Clima e infezioni viaggiano insieme. In poche parole, se per il coronavirus il meccanismo identificato dagli scienziati è quello di un salto di specie innescato dalla promiscuità con animali selvatici, amplificato dalla concentrazione di popolazione nelle megalopoli e trasportato dalla globalizzazione, la crisi climatica potrebbe offrire scenari ancora più pericolosi. Ovvero il riemergere dai ghiacci dei Poli o dai ghiacciai dell'Himalaya di virus che il loro "spillover" lo hanno effettuato in tempi remoti e che pensavamo di avere debellato per sempre. O, peggio ancora, di patologie che non conosciamo affatto.
Potere e responsabilità
Come sostiene David Quammen, insomma, "più distruggiamo gli ecosistemi, più smuoviamo i virus dai loro ospiti naturali e ci offriamo come un ospite alternativo". La soluzione? Può essere solo in un completo ripensamento della nostra relazione con la natura: proteggere la biodiversità, fermare la crisi climatica, frenare la distruzione delle foreste e ridurre il consumo di risorse. Ricorda qualcosa? Sono questioni da sempre al centro delle campagne di Greenpeace, e delle nostre comunicazioni. Quando la pandemia di coronavirus sarà cessata, bisognerà intervenire sui fattori che l'hanno determinata. Senza operare quel meccanismo tipico di rimozione per il quale politici, giornalisti, opinione pubblica si riempiono della parola "clima" - per esempio - in presenza di uragani, alluvioni o incendi devastanti, salvo dimenticarsene un secondo dopo. Se ciò non avvenisse, se non si agisse sulle cause della diffusione di nuovi virus, che sono anche ambientali, continueremmo a vivere in una condizione di grave rischio potenziale.

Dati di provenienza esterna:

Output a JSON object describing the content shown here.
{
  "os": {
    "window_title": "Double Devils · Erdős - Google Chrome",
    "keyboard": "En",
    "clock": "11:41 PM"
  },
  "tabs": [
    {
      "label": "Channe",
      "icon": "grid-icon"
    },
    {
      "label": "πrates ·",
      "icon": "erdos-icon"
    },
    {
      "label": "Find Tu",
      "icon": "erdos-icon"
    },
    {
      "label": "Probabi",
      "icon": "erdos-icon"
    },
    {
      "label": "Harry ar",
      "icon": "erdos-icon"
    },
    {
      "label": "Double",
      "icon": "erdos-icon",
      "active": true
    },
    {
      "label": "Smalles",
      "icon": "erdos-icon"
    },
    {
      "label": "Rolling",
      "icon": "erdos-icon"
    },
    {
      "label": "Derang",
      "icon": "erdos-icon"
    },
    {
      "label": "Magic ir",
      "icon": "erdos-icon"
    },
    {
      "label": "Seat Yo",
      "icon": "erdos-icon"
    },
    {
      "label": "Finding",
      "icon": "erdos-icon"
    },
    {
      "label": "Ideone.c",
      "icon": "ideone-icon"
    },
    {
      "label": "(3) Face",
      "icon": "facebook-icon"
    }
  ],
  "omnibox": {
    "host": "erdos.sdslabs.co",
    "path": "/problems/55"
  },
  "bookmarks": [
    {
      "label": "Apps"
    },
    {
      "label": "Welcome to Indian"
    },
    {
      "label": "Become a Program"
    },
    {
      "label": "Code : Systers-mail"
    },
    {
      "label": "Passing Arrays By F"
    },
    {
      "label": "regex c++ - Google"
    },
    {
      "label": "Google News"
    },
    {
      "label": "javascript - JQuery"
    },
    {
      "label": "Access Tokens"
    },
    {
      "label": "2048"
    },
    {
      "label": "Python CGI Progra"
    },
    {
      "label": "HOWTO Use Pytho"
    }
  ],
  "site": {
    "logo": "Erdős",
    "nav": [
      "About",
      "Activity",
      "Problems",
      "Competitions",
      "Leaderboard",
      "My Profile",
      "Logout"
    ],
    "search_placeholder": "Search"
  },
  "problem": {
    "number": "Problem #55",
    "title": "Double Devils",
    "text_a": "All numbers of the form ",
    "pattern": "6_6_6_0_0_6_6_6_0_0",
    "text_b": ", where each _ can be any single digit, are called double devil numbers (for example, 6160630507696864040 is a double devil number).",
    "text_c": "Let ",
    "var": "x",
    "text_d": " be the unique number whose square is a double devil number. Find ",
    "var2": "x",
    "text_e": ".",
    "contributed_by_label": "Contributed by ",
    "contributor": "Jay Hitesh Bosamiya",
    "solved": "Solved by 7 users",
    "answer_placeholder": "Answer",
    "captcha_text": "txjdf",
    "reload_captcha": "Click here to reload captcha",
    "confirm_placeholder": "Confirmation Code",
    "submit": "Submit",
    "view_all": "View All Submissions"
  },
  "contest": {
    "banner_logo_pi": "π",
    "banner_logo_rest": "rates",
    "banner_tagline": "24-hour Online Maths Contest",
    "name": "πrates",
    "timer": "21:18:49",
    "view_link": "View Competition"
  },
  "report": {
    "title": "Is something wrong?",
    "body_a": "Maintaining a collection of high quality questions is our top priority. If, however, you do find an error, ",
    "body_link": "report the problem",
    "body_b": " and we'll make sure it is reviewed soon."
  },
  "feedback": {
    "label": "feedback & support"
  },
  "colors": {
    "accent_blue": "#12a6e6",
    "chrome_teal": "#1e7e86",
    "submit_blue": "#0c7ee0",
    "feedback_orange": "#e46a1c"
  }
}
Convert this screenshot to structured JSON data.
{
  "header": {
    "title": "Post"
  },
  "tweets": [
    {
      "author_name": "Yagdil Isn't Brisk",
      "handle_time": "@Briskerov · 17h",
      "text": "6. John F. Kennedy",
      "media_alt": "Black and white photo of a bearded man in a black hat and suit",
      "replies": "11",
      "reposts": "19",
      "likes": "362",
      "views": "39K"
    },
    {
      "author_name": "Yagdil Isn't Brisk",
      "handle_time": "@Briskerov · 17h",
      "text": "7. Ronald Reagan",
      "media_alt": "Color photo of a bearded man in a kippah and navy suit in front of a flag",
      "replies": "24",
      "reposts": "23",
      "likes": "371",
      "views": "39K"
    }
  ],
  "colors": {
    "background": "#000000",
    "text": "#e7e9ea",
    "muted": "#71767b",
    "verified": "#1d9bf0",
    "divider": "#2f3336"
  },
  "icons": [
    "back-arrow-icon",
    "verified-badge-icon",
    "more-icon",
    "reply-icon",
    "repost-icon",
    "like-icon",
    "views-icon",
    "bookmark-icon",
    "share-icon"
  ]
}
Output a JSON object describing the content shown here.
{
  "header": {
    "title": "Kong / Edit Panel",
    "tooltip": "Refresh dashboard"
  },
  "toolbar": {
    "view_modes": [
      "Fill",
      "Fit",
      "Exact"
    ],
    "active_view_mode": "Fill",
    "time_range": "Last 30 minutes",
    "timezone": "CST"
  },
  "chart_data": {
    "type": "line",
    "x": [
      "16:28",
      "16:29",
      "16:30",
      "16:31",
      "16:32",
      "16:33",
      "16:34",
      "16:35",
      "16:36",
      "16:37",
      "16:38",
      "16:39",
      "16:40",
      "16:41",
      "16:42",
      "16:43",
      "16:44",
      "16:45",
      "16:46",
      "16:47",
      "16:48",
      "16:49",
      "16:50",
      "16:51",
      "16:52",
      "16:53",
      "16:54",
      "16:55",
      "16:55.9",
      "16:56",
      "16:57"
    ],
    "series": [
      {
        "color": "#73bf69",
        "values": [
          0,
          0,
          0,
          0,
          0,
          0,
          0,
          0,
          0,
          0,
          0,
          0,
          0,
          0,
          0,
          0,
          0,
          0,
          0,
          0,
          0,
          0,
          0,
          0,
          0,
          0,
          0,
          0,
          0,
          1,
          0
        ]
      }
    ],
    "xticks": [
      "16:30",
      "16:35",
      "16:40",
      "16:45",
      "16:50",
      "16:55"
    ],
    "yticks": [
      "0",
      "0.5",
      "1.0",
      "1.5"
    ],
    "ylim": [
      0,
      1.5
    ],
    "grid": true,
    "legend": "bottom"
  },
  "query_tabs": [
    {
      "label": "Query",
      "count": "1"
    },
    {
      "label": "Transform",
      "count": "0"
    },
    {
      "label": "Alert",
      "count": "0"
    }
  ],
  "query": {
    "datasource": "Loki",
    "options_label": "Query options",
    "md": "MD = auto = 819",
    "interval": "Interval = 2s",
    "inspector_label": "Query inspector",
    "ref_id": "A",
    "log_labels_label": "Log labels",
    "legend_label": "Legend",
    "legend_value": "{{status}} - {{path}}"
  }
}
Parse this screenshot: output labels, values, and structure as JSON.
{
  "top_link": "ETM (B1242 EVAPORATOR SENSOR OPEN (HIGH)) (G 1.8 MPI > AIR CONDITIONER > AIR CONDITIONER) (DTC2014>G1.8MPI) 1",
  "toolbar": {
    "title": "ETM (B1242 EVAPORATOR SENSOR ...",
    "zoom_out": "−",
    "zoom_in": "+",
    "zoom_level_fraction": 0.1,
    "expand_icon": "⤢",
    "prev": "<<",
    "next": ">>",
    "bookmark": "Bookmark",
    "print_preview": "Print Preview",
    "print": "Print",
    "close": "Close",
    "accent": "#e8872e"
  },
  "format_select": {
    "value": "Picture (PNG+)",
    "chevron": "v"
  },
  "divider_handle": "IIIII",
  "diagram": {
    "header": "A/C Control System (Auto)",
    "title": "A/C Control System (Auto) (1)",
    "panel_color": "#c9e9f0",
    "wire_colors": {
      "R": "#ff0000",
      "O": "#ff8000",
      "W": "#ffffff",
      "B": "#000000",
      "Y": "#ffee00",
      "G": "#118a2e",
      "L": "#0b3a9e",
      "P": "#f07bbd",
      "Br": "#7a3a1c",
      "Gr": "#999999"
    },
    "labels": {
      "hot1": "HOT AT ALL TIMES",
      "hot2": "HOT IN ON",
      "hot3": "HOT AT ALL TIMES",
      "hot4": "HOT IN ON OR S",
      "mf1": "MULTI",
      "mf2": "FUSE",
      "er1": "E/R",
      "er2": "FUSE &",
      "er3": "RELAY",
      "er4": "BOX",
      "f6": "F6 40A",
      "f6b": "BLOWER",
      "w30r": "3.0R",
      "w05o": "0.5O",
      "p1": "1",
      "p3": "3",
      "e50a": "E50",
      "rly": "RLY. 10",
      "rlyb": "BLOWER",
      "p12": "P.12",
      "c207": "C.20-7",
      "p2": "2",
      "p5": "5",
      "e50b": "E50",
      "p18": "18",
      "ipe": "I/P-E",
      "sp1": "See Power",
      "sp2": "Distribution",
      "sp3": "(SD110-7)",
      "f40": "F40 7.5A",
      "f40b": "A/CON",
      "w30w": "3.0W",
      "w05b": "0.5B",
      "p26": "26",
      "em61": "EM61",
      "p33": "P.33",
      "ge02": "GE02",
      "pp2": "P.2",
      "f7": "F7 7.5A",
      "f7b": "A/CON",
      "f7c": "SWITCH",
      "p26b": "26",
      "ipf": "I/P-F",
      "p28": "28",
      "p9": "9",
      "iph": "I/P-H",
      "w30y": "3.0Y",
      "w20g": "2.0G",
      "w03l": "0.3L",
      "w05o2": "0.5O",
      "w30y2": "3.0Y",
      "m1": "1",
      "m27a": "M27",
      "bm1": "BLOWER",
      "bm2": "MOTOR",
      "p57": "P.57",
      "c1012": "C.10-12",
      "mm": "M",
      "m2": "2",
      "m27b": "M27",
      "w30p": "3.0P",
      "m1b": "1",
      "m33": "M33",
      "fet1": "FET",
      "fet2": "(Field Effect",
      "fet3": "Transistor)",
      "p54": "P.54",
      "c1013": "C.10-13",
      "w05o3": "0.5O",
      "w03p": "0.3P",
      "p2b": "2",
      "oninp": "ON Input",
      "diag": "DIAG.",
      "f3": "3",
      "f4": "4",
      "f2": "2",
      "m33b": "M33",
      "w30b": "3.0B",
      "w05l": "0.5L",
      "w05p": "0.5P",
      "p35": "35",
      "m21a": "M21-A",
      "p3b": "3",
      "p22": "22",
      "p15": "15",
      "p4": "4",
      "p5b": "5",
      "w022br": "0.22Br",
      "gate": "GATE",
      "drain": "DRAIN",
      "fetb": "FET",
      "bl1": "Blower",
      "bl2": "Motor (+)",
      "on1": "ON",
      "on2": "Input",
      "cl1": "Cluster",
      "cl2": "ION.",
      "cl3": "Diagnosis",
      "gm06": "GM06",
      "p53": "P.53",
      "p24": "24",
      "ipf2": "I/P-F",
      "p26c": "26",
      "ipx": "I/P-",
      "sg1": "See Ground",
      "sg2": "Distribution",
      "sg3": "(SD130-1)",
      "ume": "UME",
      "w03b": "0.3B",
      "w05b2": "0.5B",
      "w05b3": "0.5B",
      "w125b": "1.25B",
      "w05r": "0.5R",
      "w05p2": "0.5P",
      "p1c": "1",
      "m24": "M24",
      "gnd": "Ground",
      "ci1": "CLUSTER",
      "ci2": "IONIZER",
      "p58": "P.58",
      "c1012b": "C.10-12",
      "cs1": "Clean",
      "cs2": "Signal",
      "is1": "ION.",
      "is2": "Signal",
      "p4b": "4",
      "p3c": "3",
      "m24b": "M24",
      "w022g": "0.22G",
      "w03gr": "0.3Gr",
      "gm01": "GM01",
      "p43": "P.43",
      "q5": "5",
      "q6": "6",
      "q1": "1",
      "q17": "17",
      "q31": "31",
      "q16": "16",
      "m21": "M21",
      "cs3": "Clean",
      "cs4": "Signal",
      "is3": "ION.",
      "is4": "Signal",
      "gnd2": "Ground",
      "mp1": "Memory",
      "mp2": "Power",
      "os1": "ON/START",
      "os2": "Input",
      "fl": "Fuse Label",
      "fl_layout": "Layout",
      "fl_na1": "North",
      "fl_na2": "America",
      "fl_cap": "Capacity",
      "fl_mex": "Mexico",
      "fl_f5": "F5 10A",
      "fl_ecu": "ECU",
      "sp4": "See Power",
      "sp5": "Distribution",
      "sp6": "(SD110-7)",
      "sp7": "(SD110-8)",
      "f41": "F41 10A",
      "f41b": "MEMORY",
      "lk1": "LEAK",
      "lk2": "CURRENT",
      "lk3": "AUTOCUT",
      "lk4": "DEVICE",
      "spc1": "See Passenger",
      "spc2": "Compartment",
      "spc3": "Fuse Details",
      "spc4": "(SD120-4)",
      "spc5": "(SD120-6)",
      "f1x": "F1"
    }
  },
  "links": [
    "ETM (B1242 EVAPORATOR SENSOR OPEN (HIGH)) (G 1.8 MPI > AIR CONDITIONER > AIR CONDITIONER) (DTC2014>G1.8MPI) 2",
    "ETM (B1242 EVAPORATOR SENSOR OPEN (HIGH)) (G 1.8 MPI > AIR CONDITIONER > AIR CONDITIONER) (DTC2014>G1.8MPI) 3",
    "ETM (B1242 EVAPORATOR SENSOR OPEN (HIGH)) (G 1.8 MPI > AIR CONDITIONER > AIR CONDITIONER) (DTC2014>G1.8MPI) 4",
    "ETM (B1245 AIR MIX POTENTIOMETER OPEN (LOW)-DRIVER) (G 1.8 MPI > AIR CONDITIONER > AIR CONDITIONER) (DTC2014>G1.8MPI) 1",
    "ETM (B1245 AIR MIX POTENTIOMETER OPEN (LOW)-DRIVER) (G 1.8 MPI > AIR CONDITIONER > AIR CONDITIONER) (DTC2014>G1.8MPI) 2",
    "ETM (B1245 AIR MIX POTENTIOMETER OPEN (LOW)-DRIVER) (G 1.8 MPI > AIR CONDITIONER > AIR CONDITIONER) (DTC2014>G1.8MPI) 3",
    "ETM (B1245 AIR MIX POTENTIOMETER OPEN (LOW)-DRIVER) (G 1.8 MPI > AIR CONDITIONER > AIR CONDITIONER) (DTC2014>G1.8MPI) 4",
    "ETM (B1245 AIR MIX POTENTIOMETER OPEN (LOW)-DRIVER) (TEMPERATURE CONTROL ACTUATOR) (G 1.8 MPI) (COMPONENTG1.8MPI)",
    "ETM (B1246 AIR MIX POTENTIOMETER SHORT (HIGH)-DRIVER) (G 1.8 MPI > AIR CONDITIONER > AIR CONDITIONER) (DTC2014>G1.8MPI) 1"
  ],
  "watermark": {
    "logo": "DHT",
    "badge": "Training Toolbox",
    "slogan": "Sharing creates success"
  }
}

In altri termini, possiamo dire che la specie umana ha preso da tempo il "comando delle operazioni" sulla Terra, sottomettendo la natura ad azioni spesso irreversibili; è diventata un "agente di trasformazione", come una forza geologica, tanto che gli scienziati usano il termine "Antropocene" per definire l'epoca attuale. Come sempre accade, a un potere quasi sconfinato - e distruttivo - bisogna sapere associare criteri di responsabilità altrettanto importanti, per evitare che l'impatto di tali trasformazioni sia devastante e si ritorca contro noi stessi. Mettendo a rischio la stessa specie umana. Non stiamo parlando del Pianeta, ma dei suoi abitanti. Di noi e dei nostri figli.